Plus, Nutanix notes significant enhancements to its cloud platform, including expanded support for modern applications and enterprise AI. Innovations like GPT-in-a-box 2.0, which offers advanced GPU and large language model support, and the Nutanix Kubernetes Platform for containerized applications, strongly positions Nutanix.
Yet, Nutanix also faces challenges with the lengthening sales cycles of larger deals, which introduce variability in the timing and outcomes of transactions, which impacted its fiscal Q4 outlook (expanded upon soon).
The competitive landscape, especially with Broadcom’s (AVGO) aggressive pricing strategies post-acquisition, adds further pressure here.
Given this balanced background, let’s now discuss its fundamentals.
Revenue Growth Rates Will Improve
There’s good news and bad news when it comes to Nutanix’s growth rates. The bad news is that Nutanix’s guidance pulled in its revenue growth rates for fiscal Q4 2024. Naturally, investors didn’t view this positively and the stock took a breather as investors sought to take profits now.
However, I believe that we should take its fiscal Q4 2024 guided revenue growth rates into context. After all, fiscal Q4 of last year was always going to be a very challenging comparison quarter.
What’s more, as we move into the next fiscal year, starting next month, its comparisons ease up, which will allow Nutanix to continue delivering mid-10s% revenue growth rates.

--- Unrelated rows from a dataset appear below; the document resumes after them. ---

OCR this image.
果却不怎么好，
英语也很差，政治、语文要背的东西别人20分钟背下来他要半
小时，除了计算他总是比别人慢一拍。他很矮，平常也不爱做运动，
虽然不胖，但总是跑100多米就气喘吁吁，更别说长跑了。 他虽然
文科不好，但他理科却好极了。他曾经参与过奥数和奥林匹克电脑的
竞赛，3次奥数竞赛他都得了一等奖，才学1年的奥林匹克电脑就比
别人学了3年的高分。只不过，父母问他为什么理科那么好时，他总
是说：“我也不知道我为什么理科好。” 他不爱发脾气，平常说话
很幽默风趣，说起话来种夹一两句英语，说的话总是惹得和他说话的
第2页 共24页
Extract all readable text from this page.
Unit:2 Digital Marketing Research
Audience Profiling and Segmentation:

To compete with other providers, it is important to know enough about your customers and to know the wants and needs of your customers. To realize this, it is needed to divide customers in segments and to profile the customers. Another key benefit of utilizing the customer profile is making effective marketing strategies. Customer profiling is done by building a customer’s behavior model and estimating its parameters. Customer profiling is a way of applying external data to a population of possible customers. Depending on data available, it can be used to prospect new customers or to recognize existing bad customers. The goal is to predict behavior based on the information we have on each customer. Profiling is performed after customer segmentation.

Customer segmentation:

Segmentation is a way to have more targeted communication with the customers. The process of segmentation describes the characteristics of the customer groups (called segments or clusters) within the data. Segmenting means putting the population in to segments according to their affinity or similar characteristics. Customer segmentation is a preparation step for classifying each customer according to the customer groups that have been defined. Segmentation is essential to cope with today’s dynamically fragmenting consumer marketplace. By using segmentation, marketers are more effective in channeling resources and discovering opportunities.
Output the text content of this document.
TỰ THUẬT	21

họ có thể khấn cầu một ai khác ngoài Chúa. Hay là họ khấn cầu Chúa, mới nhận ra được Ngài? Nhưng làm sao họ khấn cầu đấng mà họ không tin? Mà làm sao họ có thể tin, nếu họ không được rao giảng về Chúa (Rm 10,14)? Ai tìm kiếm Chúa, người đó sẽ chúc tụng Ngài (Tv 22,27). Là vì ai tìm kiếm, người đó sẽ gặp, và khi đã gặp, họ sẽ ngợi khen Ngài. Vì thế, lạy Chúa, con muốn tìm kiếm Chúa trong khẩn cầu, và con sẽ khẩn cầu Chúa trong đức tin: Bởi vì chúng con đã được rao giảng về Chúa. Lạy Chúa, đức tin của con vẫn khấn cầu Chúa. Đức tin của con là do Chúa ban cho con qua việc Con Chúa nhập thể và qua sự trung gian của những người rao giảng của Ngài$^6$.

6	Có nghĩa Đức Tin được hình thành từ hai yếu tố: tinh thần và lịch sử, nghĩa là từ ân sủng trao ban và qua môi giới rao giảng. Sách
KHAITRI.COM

With this framework in mind, let’s now discuss its valuation.
NTNX Stock Valuation — 31x Next Year’s Non-GAAP Operating Profits
Nutanix holds a slight net cash position. More specifically, Nutanix holds approximately $200 million of net cash, once its marketable securities are factored in. This leaves Nutanix in a stable position.
What’s more, presently, Nutanix guides for about 15% non-GAAP operating margins. But we must keep in mind that from fiscal 2022 into fiscal 2023, Nutanix’s non-GAAP operating margins went from negative 5.5% to 8.6%, a dramatic improvement in profitability of 14.1 percentage points.
Then, from fiscal 2023 into fiscal 2024, its non-GAAP operating profits are expected to increase by a further 10 percentage points.
Consequently, how much more improvement in profitability can we truly expect to see in fiscal 2025? Perhaps Nutanix’s non-GAAP operating margins expand by a further 300 to 400 basis points?
Let’s make the case that Nutanix delivers around 19% non-GAAP operating margins next fiscal year. This would put Nutanix on a path to deliver $480 million in fiscal 2025. That’s a 45% increase from the $330 million expected this year.
Hence, investors are asked to pay around 31x next year’s non-GAAP operating profits. A reasonable figure, considering its multi-billion dollar revenue line, that’s growing at mid-teens growth rates.
The Bottom Line
In conclusion, Nutanix, Inc. presents an appealing investment opportunity with its stable growth trajectory and strategic positioning in cloud computing solutions.
Given NTNX’s recent pull, its valuation of 31x next year’s non-GAAP operating profits is attractive.
This figure reflects a reasonable pricing given Nutanix’s robust revenue base and anticipated margin improvements, signaling the potential for an increase in shareholder value.
In summary, Nutanix’s trajectory toward profitability and its 31x valuation for next year’s earnings make it an appealing choice for investors looking to “compute” their returns wisely.